Порфирий Иванович только махнул рукой.
– - С тех пор, -- продолжал он, -- я старался никогда не вспоминать о ней... потому что она обо мне не вспоминала... Прошли года, и я умиротворился на полном равнодушии к целому миру. Я старался доказать себе, что все вообще люди бездушны, себялюбивы. Я не скрывал от себя, что я таков же, но именно поэтому-то, что все таковы, и я считал себя в праве быть таким в отношении всех. Я живу здесь сам для себя. Служу, пока в силах, чтоб пополнить жалованьем мой небольшой бюджет, никого не задеваю, ни перед кем не низкопоклонничаю. Молюсь, читаю, гуляю. На Новый год и Пасху хожу даже в гости.
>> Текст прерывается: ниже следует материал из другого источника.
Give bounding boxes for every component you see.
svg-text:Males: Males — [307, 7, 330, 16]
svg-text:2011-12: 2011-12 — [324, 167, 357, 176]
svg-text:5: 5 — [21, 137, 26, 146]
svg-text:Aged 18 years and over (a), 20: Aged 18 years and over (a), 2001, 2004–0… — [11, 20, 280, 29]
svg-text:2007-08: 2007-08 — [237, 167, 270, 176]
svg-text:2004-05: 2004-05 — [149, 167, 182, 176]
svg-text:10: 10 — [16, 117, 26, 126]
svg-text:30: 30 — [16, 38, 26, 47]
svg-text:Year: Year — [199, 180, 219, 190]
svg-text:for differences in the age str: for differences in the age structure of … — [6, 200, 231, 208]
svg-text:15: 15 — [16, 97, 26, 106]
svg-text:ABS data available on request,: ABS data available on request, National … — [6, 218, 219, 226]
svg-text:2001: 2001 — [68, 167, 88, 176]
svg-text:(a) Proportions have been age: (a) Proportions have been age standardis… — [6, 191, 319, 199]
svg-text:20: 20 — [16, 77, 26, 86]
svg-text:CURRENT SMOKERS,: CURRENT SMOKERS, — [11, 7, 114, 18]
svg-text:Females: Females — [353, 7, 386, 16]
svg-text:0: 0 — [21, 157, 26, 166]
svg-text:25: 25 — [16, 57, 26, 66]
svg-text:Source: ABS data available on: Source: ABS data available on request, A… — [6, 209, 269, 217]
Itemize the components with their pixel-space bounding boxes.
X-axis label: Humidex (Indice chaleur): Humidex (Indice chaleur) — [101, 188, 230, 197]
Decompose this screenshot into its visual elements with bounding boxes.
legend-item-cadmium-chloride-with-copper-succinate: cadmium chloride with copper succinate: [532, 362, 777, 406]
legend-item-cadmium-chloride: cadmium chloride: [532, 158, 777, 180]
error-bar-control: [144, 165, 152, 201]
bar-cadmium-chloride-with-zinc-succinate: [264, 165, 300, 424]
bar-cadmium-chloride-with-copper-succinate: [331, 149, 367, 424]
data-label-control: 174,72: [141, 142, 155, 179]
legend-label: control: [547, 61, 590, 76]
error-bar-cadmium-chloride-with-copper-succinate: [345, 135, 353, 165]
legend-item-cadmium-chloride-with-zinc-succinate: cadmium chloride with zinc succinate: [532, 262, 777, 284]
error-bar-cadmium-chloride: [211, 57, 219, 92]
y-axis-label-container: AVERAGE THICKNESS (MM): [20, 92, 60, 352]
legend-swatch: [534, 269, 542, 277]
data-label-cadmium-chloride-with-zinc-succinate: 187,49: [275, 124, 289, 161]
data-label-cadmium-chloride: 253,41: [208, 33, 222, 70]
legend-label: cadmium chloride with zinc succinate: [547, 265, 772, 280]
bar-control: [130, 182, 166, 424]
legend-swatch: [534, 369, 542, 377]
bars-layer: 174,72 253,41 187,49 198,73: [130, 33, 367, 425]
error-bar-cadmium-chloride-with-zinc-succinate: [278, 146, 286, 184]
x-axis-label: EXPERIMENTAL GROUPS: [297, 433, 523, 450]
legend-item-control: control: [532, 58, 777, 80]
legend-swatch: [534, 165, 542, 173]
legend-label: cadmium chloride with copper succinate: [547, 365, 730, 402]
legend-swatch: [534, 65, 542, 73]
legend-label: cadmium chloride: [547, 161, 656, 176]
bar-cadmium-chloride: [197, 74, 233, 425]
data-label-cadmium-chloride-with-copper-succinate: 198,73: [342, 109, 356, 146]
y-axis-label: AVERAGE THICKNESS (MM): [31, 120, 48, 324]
И меня за что-то все уважают.
– - Вот, дедушка, ты сейчас сказал, что мама о тебе не вспомнила, -- заговорила Надя, когда Порфирий Иванович замолчал, -- а это неверно. Мама всегда беспокоилась о тебе. Она очень хотела, чтоб ты простил ее. Только, дедушка, ты не сердись, что я тебе скажу. Давеча я сразу не решилась, а все же надо сказать, что мы с ней говорили. Она велела тебе сказать, что она никогда не раскаивалась, что ушла с папой, что не хотела жить так, как ты тогда жил... в вашей обстановке. Она раскаивалась только в том, что была... невежлива с тобой, и что была так же холодна с тобой, как ты с ней. Потом она тебя жалела. Она говорила, что ты живешь не для себя, а Бог знает для чего, и что ты хотел, чтоб и она свою жизнь изломала все для того же, чтоб какие-то там чиновники или биржевики считали ее дамой их круга и хвалили ее. Ты не сердись, дедушка, что я так говорю. Это мама говорила. Ты и на нее не сердись. Она за все, за все просит прощенья.
– - Не сержусь я, милая девочка, не сержусь, -- говорил, обнимая внучку, Порфирий Иванович.
– - А маме... не судья я ей теперь: над нами Бог. Может быть и я виноват перед ней, и еще больше. Права ли она была, уходя от меня -- не знаю. Но я и сам, как видишь, ушел от всего прежнего, от тех людей, мнением которых дорожил.
– - И теперь ты счастливее?
Порфирий Иванович подумал, прежде чем ответить.
– - Да, до сих пор мне казалось, что я счастливее...
Он хотел как будто что-то добавить, но сам не мог дать себе отчета, что именно он хотел сказать, и нужно ли, можно ли это говорить. Он начинал смутно чувствовать, что приезд внучки перевернул вверх дном все его существование и что прежнее, доставшееся дорогой ценой и долгими годами спокойствие духа, -- хотя быть может и ложное, а все-таки спокойствие, -- теперь нарушено.